Fitchburg State University welcomed a delegation from the nation of Moldova to campus this week to demonstrate its groundbreaking police program, whose graduates complete two academic degrees and full municipal police academy training in the span of five years.
University President Richard S. Lapidus, Fitchburg Police Chief Ernest F. Martineau and Fitchburg State Academy Director Lisa Lane McCarty outlined the program for the delegation, including police and education leaders from the Eastern European nation. (See additional photos from the visit.)
The study tour, implemented by PH International, is supported by the U.S. State Department Bureau of International Narcotics and Law Enforcement Affairs. The tour was part of a program exploring how to increase Moldovan youth's understanding of civic rights, responsibilities and the rule of law.
“It’s truly my privilege to give you an insight into what I think is the future of policing in the United States,” Chief Martineau said. “Even though we may not speak the same language, our needs are the same and our passions for our shared professions are the same.”
Chief Martineau noted he has hired four graduates of the police program for his own department and spoke highly of their preparation and performance in a job that increasingly calls on professionals who can de-escalate and control situations without using force.
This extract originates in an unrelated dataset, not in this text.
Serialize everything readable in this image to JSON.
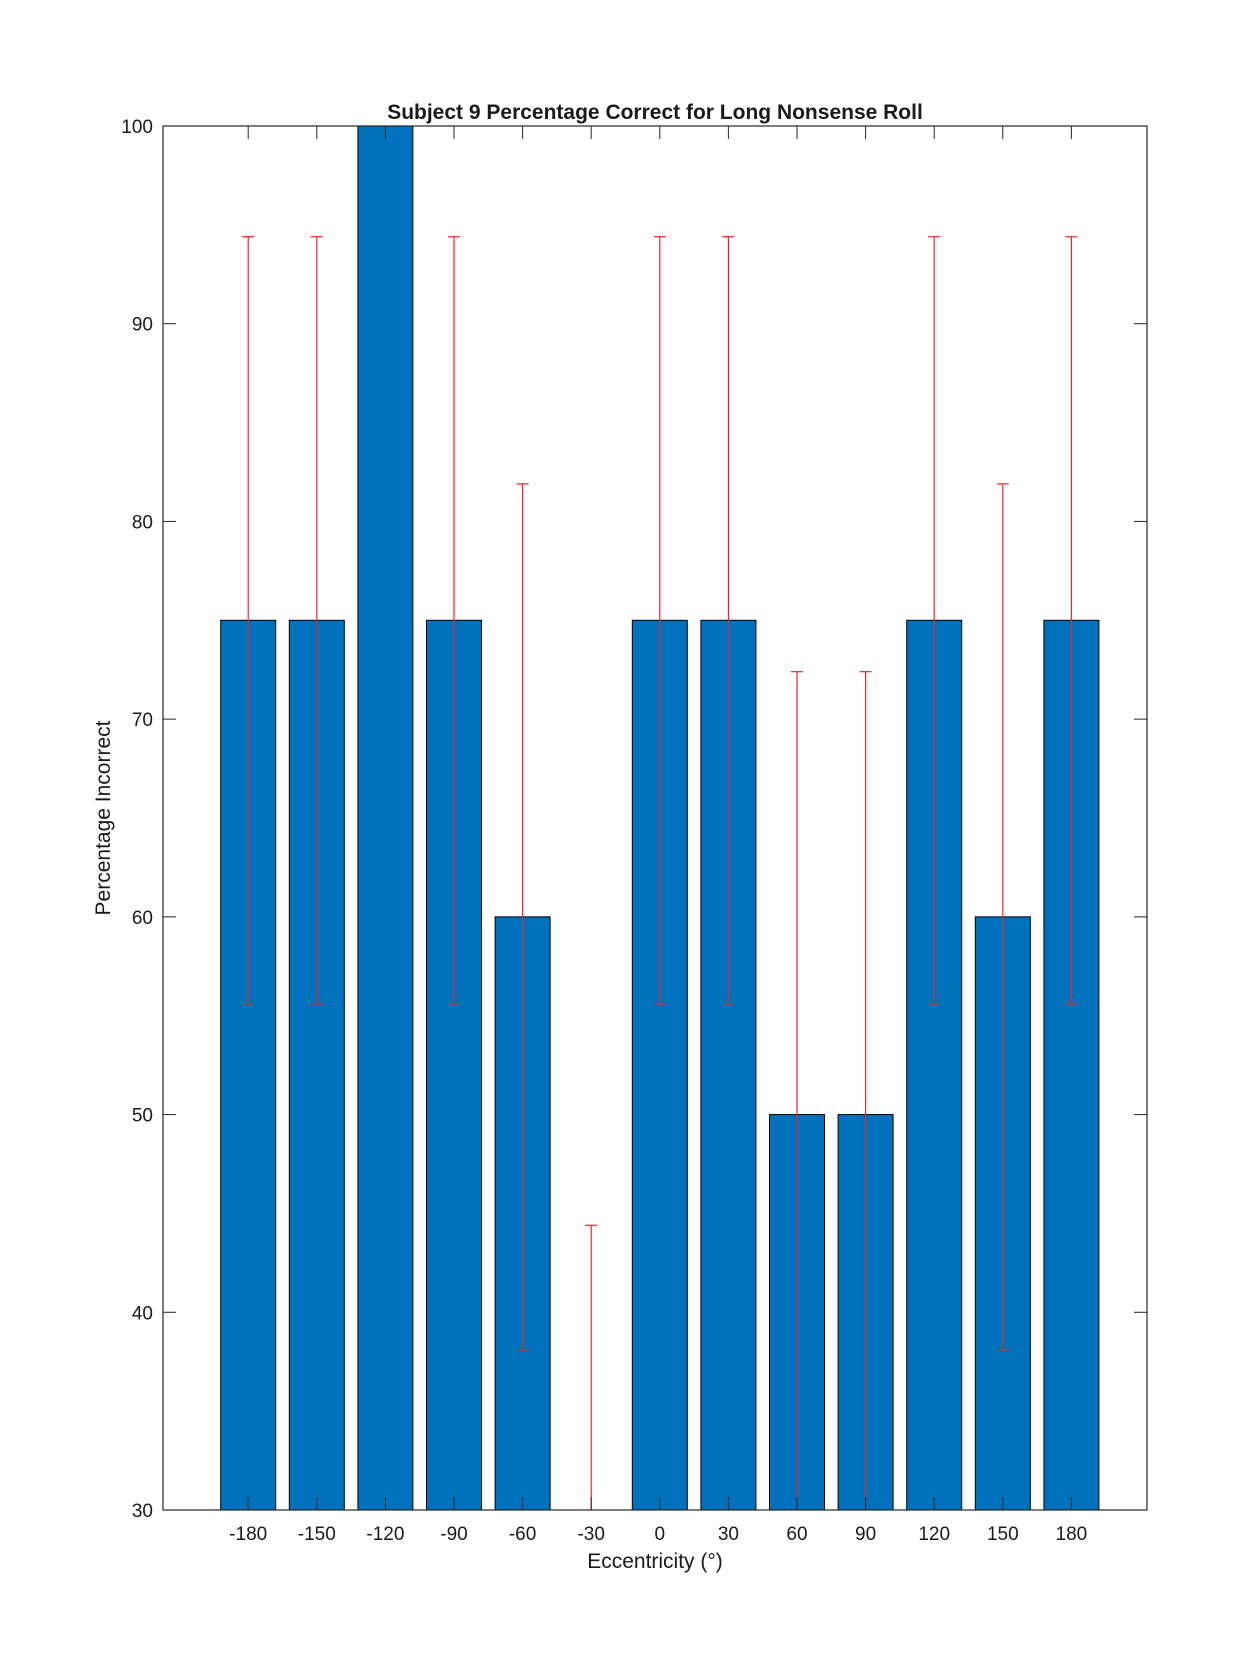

Fitchburg State’s police program was developed in collaboration with the state’s Municipal Police Training Committee, folding the traditional academy’s curriculum into the university’s undergraduate criminal justice program. Following the completion of bachelor’s degrees, program participants complete a 17-week academy and receive certification to work in municipal police departments across Massachusetts and neighboring states. They are then able to embark on their master’s degrees in criminal justice.
“Many if not most of the students wind up with employment offers prior to graduating,” President Lapidus told the group.
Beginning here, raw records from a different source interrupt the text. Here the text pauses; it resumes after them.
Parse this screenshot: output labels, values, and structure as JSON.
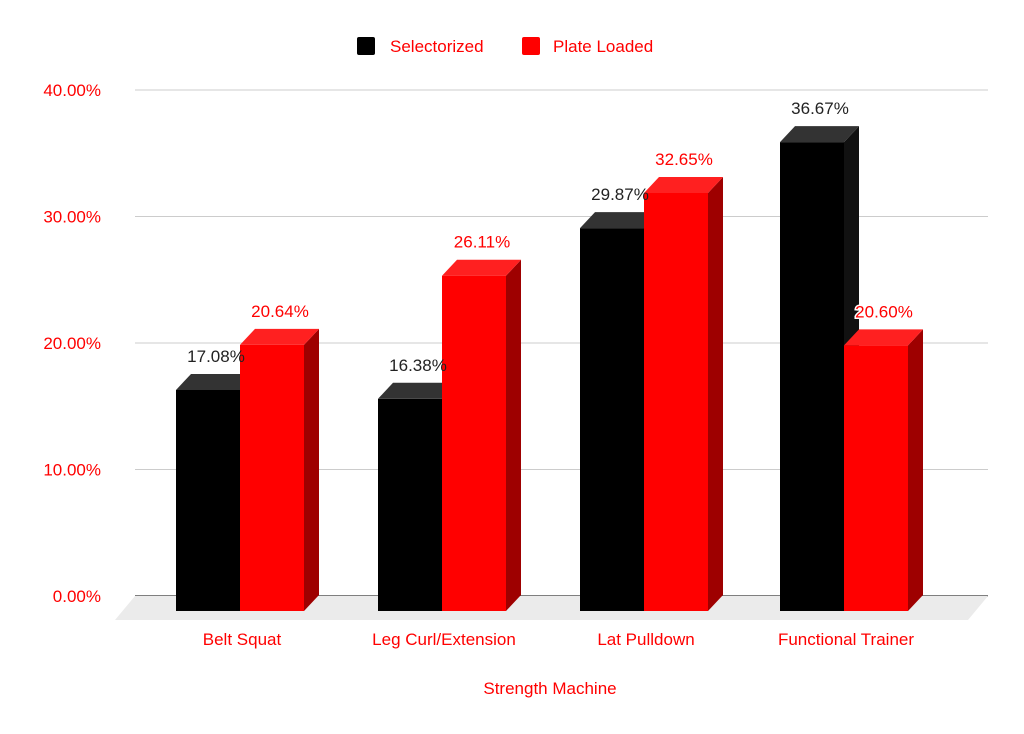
{
  "chart_data": {
    "type": "bar",
    "style": "3d-clustered-column",
    "categories": [
      "Belt Squat",
      "Leg Curl/Extension",
      "Lat Pulldown",
      "Functional Trainer"
    ],
    "series": [
      {
        "name": "Selectorized",
        "values": [
          17.08,
          16.38,
          29.87,
          36.67
        ],
        "labels": [
          "17.08%",
          "16.38%",
          "29.87%",
          "36.67%"
        ],
        "color": "#000000",
        "label_color": "#222222"
      },
      {
        "name": "Plate Loaded",
        "values": [
          20.64,
          26.11,
          32.65,
          20.6
        ],
        "labels": [
          "20.64%",
          "26.11%",
          "32.65%",
          "20.60%"
        ],
        "color": "#ff0000",
        "label_color": "#ff0000"
      }
    ],
    "xlabel": "Strength Machine",
    "ylabel": "",
    "ylim": [
      0,
      40
    ],
    "yticks": [
      {
        "value": 0,
        "label": "0.00%"
      },
      {
        "value": 10,
        "label": "10.00%"
      },
      {
        "value": 20,
        "label": "20.00%"
      },
      {
        "value": 30,
        "label": "30.00%"
      },
      {
        "value": 40,
        "label": "40.00%"
      }
    ],
    "grid": true,
    "legend_position": "top-center"
  }
}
Lane said another advantage of Fitchburg State’s program is the depth of familiarity with enrolled students, who must abide by strict standards of conduct and academic performance in order to graduate. “We basically vet them in terms of integrity, academics and honor for four years,” she said. “If they have conduct issues, academic issues or integrity issues, they can be dismissed from our program.”
Deputy Chief of the General Police Inspectorate Alexandru Bejan said he was impressed by the novelty of Fitchburg State’s program. “We need police officers to be prepared, not just with knowledge, but to be trained morally and psychologically,” he said.
Deputy Chief Bejan asked specific questions about the program curriculum.
“This was a lot of work, and part of this was blending two very different cultures: the academic world and the policing world,” President Lapidus said. “It’s extra challenging for the students. They’re held to a different standard because of the discipline of the police culture.”
Head of Human Resources of the Department of the General Police Inspectorate Andrei Zagoreanu said the university and police departments should be commended for their important work, and asked for additional information on the program’s curriculum and assessment measures.
Ministry of Education and Research Senior Consultant Corina Lungu said she appreciated the presentation. “You have truly inspired us and we are very grateful for the support,” she said.
Retired Fitchburg Police Chief Edward Cronin, whose professional consulting experience includes three years working as a senior police advisor to Moldova, is joining the delegation for their trip to the U.S.
“There’s no accident why you’re here,” he told the visitors. “This is my home city, this is my police department, and this is my university, and I am extremely proud of all of them.”
Fitchburg Police Officer Grant Jensen, a graduate of the police program, spoke highly of his experience. “It sets you up with a good foundation,” he said. “The recruits that are there want to be there.”
Current student Jonathan Revil will be attending the academy this summer. He was asked why he is pursuing a career in policing. “I couldn’t see myself sitting behind a desk all day,” he said. “I want to be out in the public interacting with people.”